Project Overview

Duration: Until June 2024

Contact: Andrew Fraser, Leader, Engagement, Standards and Regulation, BSGIP

Partners: Ausgrid, Reposit, Zepben

Find out more:
Project Edith Overview
DEIP DER Market Integration trials Summary Report. This ARENA report provides a summary of Edith and other DER integration trials.

Project Edith is an initiative responding to the increasing presence of distributed energy resources (DER) by seeking a dynamic approach to allocate distribution network capacity. The current static allocation of network tariffs and connection limits fails to account for the evolving landscape of rooftop solar, home batteries, and electric vehicles, hindering the optimisation of the electricity grid and limiting the potential value derived from these resources. To address this, Project Edith proposes the development of a pricing engine that provides customers with dynamic pricing signals, facilitating their participation in energy and services markets. 

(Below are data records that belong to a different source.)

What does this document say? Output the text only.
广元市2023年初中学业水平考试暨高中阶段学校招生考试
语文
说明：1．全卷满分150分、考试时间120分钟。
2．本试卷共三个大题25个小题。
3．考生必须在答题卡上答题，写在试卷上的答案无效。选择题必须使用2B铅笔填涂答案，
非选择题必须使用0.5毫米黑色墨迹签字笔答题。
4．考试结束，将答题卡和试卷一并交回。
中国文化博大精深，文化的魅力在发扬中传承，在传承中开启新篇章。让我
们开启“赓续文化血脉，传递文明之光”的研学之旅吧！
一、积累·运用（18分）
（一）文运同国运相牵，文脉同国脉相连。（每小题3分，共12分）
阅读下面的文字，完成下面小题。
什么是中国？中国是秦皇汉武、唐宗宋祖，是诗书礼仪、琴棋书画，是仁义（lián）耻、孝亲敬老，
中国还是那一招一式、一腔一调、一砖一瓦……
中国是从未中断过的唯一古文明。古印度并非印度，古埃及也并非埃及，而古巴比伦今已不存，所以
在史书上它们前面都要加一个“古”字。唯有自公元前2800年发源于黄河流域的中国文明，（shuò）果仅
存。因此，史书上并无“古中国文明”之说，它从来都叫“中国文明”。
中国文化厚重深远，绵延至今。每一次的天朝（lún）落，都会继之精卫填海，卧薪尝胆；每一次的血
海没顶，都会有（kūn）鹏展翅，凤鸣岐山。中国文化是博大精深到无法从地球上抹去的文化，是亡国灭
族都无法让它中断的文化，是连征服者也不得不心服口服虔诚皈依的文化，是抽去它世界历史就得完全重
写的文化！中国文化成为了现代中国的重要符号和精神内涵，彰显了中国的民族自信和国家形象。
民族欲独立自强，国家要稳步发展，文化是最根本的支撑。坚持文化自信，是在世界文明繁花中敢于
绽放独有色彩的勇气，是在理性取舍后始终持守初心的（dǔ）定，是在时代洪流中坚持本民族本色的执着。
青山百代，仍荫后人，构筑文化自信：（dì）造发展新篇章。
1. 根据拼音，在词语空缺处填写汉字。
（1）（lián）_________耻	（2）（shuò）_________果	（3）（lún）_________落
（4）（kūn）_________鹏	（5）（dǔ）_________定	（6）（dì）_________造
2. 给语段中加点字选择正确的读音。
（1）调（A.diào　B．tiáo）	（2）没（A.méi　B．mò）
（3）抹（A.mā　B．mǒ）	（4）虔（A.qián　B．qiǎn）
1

Collaboratively led by BSGIP, Ausgrid, Reposit and Zepben, the project aims to create a comprehensive pricing strategy encompassing a fixed charge, a subscription charge based on compliance with a minimum dynamic operating envelope, and a dynamic five-minute price component. By incorporating rigorous economic analysis and models, Project Edith aims to enhance the efficiency and effectiveness of dynamic pricing signals, empowering network operators and regulatory bodies with actionable economic insights.

BSGIP plays a pivotal role in the project, focusing on developing pricing strategies that enable the dynamic allocation of distribution network capacity. We conduct real-world experiments to showcase the effectiveness of these strategies and undertake the crucial task of designing a robust pricing engine. This engine will deliver dynamic pricing signals to customers, enabling their active participation in energy and services markets. 

Overall, Project Edith aims to achieve multiple objectives efficiently. It seeks to enhance dynamic pricing signals through economic analysis, devise subscription fee strategies aligned with network objectives to incentivise customer participation and explore the implications of different pricing goals. Additionally, the project aims to extract simplified and auditable knowledge to assist regulatory bodies in making informed decisions and evaluating the impact of recommended regulations and policies compared to the current ones.

Who is Edith?

This project is named after Edith Clarke (1883 – 1959), the first woman to be professionally employed as an electrical engineer in the United States, graduating from MIT. She was also the first female professor of electrical engineering in the country. Having achieved numerous accolades, during her lifetime and posthumously, she is recognised as one of the most notable women in modern science.